Under planning policy, Mr Turner would be able to carry out the alterations if the bedroom had been used as one before 1982. He says a Velux window in the room dates from 1972 which proves it was, but the council disputes this.
They could also be approved if there was an “exceptional and unique family need” something Mr Turner says the couple, who used to run a travel business, have.
A neighbour of the Martins told the A&T: “I have no objection whatsoever to them doing what they want with the loft. Given the circumstances, I think the NPA should have more compassion.”
Steve Avery, director of strategy and planning at the NPA, said: “We understand Mr Turner’s desire to carry out alterations to his property and we are very much aware of his medical condition.

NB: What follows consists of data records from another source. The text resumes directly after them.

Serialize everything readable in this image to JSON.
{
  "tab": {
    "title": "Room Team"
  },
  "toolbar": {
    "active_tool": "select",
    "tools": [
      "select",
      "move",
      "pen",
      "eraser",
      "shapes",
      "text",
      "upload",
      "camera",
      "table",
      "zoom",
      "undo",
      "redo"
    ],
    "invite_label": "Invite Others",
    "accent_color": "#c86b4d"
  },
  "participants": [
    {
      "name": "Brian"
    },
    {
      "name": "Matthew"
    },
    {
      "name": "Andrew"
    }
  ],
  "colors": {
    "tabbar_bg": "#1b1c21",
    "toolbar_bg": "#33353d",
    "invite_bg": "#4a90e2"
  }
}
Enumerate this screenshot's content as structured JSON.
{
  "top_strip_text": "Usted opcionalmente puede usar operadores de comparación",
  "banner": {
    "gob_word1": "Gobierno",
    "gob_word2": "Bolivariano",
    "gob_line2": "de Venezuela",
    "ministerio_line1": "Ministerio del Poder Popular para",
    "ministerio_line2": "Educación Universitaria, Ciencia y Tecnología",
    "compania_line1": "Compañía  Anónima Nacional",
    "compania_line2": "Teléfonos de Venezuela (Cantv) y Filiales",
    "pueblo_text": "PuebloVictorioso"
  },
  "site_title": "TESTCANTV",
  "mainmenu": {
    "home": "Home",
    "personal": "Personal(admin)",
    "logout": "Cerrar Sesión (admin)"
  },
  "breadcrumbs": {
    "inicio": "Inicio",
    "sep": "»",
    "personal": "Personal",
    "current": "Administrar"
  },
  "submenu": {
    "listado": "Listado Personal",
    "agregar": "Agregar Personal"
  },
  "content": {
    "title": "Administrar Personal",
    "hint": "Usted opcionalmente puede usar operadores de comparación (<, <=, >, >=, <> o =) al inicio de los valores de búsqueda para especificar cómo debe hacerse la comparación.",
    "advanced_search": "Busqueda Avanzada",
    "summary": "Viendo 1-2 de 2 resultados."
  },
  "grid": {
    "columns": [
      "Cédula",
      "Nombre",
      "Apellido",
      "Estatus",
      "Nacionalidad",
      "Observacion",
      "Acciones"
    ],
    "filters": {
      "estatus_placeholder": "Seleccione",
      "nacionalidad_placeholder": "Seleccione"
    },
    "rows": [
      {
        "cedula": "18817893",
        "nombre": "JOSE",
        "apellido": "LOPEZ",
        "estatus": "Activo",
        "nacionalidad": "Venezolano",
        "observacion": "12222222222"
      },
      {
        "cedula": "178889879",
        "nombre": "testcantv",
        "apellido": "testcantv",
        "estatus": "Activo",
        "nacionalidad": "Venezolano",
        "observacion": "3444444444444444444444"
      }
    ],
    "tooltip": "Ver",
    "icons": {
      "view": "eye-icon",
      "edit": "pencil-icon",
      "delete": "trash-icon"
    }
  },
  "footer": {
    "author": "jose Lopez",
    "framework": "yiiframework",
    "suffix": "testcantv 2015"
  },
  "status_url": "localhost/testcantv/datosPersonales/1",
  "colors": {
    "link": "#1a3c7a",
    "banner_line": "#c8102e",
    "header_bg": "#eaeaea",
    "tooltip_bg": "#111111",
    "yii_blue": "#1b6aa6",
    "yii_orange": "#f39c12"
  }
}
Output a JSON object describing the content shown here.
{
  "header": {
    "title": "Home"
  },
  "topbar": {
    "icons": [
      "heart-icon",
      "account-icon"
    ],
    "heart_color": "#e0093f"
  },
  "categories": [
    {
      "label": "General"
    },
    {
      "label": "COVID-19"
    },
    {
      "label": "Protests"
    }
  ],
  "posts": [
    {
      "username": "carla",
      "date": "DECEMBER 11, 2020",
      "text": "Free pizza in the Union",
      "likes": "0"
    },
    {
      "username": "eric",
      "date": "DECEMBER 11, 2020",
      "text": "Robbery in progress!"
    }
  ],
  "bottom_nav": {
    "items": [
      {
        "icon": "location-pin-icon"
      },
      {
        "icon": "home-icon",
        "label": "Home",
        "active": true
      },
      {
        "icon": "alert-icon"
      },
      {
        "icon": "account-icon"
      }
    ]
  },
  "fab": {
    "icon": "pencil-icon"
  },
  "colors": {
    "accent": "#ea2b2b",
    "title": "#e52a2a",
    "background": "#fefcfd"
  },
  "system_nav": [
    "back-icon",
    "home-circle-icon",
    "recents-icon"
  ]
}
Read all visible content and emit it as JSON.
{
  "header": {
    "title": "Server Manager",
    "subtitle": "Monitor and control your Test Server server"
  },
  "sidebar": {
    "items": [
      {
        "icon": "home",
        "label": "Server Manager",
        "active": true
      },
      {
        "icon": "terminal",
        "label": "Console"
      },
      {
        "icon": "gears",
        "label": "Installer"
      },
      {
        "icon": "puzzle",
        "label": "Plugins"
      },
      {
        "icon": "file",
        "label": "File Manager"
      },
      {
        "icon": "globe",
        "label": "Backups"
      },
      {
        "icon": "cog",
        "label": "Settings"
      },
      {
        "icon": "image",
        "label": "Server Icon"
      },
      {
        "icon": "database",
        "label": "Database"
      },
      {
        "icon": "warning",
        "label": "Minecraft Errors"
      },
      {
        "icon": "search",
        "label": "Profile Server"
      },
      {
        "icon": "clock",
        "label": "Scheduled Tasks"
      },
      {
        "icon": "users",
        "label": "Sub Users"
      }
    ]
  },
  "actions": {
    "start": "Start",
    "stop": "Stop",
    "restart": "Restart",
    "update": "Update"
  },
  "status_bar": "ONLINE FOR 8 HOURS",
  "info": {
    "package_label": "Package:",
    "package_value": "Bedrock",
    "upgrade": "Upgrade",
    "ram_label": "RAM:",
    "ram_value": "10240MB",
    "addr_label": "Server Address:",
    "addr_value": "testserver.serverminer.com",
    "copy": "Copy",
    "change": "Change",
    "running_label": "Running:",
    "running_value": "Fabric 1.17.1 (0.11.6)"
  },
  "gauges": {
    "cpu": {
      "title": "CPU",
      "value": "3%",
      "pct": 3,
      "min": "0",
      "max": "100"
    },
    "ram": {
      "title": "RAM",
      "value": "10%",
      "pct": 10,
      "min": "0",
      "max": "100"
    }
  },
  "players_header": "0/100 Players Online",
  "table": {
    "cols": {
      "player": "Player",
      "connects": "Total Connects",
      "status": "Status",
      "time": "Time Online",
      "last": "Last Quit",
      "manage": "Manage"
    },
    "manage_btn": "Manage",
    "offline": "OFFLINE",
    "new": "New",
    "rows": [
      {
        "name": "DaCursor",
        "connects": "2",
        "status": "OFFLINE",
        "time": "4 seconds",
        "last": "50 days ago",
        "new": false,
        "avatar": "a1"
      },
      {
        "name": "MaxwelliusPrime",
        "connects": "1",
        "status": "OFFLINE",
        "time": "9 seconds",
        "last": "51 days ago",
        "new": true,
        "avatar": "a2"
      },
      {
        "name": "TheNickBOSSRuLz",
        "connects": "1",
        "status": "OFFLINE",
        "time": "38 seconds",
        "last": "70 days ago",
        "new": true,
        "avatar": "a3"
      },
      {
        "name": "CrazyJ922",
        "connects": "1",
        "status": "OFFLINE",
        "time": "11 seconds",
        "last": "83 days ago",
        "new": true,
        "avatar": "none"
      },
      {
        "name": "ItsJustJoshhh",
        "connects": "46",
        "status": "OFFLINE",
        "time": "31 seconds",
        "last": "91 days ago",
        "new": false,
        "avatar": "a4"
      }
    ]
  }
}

“Our understanding is that Mr Turner currently lives in Hertfordshire and is looking to make a permanent move to a second home here in the New Forest. As planning authority for the national park, we have long established planning policies that seek to safeguard the stock of smaller dwellings in the Forest for cumulative enlargements.
“Our planning officers have visited the property and we have done our best to help and advise Mr Turner about the relevant planning policies that apply in a case such as this.
“We believe there is scope to extend the property in accordance with policy and have advised Mr Turner accordingly.
“It is now up to Mr Turner whether he wishes to proceed with a planning application.”